Joseph Hernandez, Ph.D. and Ana Morante, L.M.F.T.
Deal with different marriage expectations
Expert advice for Latino couples. Different relationship expectations can be reconciled. Decide together your priorities, work together in order to reach these goals. Calendar a time to talk openly and honestly about expectations and wants.
So we know that sometimes when we are in relationships, we may be at different stages. Os if you want, one of us may be more engaged and wanting to enjoy our time together, while the other person may be a little bit more distant and will entertain in their own personal interests.
For example, if I’m the person that who would like to be more closer, as and I feel that my partner is kind of like not so hot into it, I may say something like, “You know what, Joe? You’re really important for to me. I really appreciate the relationship that we have and the closeness that we share. Now lately, I know that things have been going on for you and keep your interest, and I really would love to have an opportunity to sit down with you and figure out how we can we maybe do something together so that we can still stay connected the way we used to be.”
The kind of communication that’s going to work between the two of us to draw me out in a relationship like this is when she starts with the word “I,” when she talks from her heart about what she needs and what she wants from me. “I will not be able to hear her if she says,” “You never talk to me.” “You never listen to me.” It’s going to be much more engaging, more inviting, when she starts with the word “I.”
The second thing is she’s looking for areas of agreement. What is it both of us want? We love each other. I love you. We want to spend time together. Let’s do that. So what we listen as when we start with the word “I.” then we listen to one another, and then we look for areas of agreement. Then we, and then we find the solutions that help us both to be able to engage in our relationship more.

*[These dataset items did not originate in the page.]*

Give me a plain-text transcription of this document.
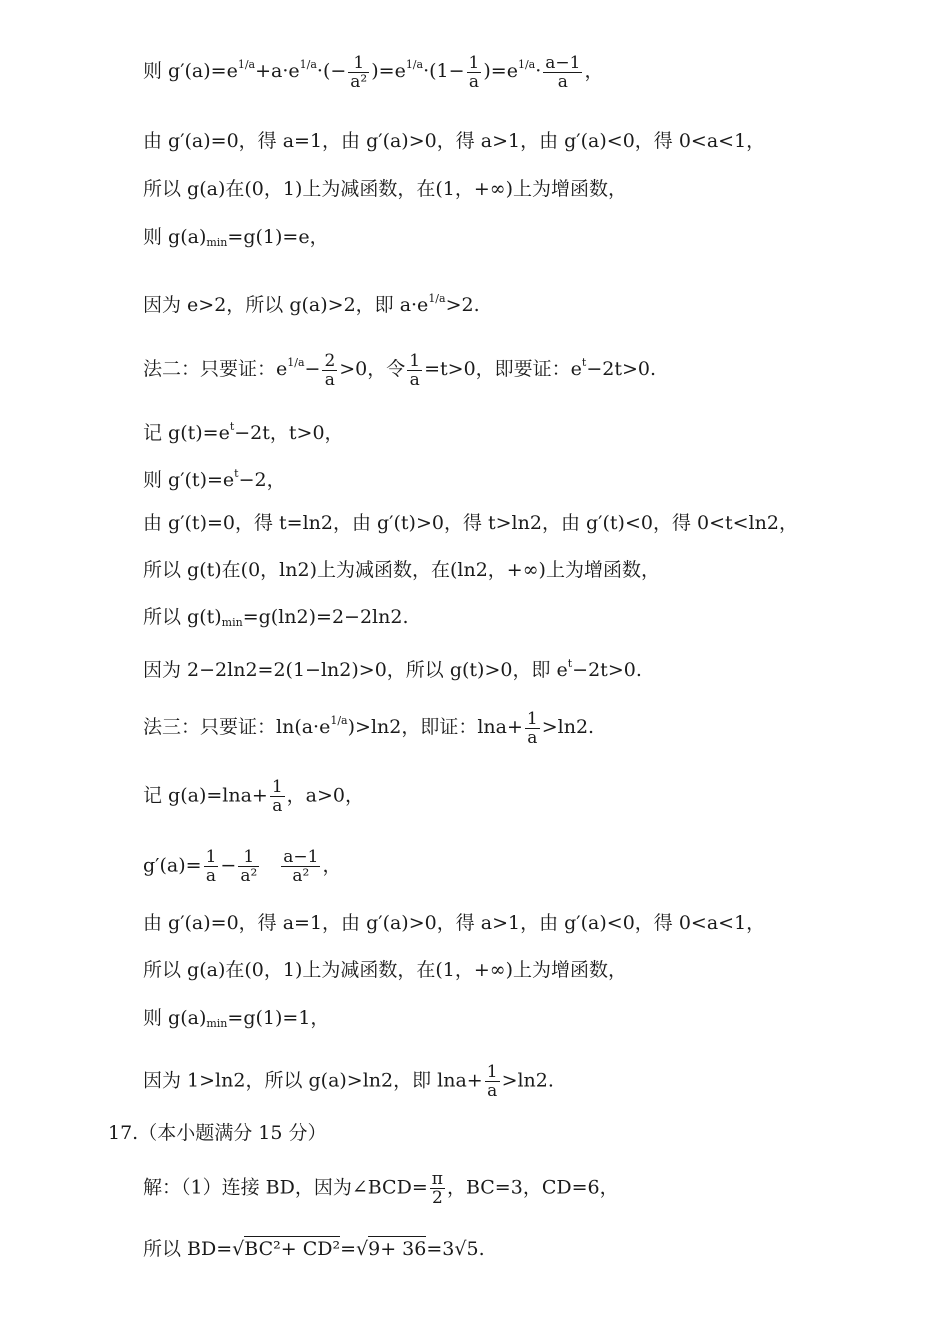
则 $g'(a)=e^{1/a}+a\cdot e^{1/a}\cdot(- \frac{1}{\text{a²}} )=e^{1/a}\cdot(1- \frac{1}{a} )=e^{1/a}\cdot \frac{a-1}{a}$ ，
由 g′(a)=0，得 a=1，由 g′(a)>0，得 a>1，由 g′(a)<0，得 0<a<1，
所以 g(a)在(0，1)上为减函数，在(1，+∞)上为增函数，
则 $g(a)_{min}=g(1)=e$，
因为 e>2，所以 g(a)>2，即 $a\cdot e^{1/a}>2$.
法二：只要证：$e^{1/a}- \frac{2}{a} >0$，令 $\frac{1}{a} =t>0$，即要证：$e^t-2t>0$.
记 $g(t)=e^t-2t$，t>0，
则 $g'(t)=e^t-2$，
由 g′(t)=0，得 t=ln2，由 g′(t)>0，得 t>ln2，由 g′(t)<0，得 0<t<ln2，
所以 g(t)在(0，ln2)上为减函数，在(ln2，+∞)上为增函数，
所以 $g(t)_{min}=g(\ln 2)=2-2\ln 2$.
因为 2−2ln2=2(1−ln2)>0，所以 g(t)>0，即 $e^t-2t>0$.
法三：只要证：$\ln(a\cdot e^{1/a})>\ln 2$，即证：$\ln a+ \frac{1}{a} >\ln 2$.
记 $g(a)=\ln a+ \frac{1}{a}$ ，a>0，
$g'(a)= \frac{1}{a} - \frac{1}{\text{a²}} \frac{a-1}{\text{a²}}$ ，
由 g′(a)=0，得 a=1，由 g′(a)>0，得 a>1，由 g′(a)<0，得 0<a<1，
所以 g(a)在(0，1)上为减函数，在(1，+∞)上为增函数，
则 $g(a)_{min}=g(1)=1$，
因为 1>ln2，所以 g(a)>ln2，即 $\ln a+ \frac{1}{a} >\ln 2$.
17.（本小题满分 15 分）
解：（1）连接 BD，因为∠BCD= $\frac{\pi}{2}$ ，BC=3，CD=6，
所以 BD=√BC²+ CD²=√9+ 36=3√5.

The other thing is that we know that when while it’s not only men, but it’s often the men who are more quiet, more inside. I always say that we as men have all of the emotions that women have, it’s just that we often don’t have the vocabulary. And the emotions are there, and you can tap into the emotions for us as men when you tell us about your heart and where you’re at, when you show us the respect, when you let us know that we are valuable.
The words “I love you” are important, yes. For us as men, we know that love is important. We also know that the concept of respect is a very important one for men. And so I will be more open when I feel that she’s opening up herself and inviting me into her life.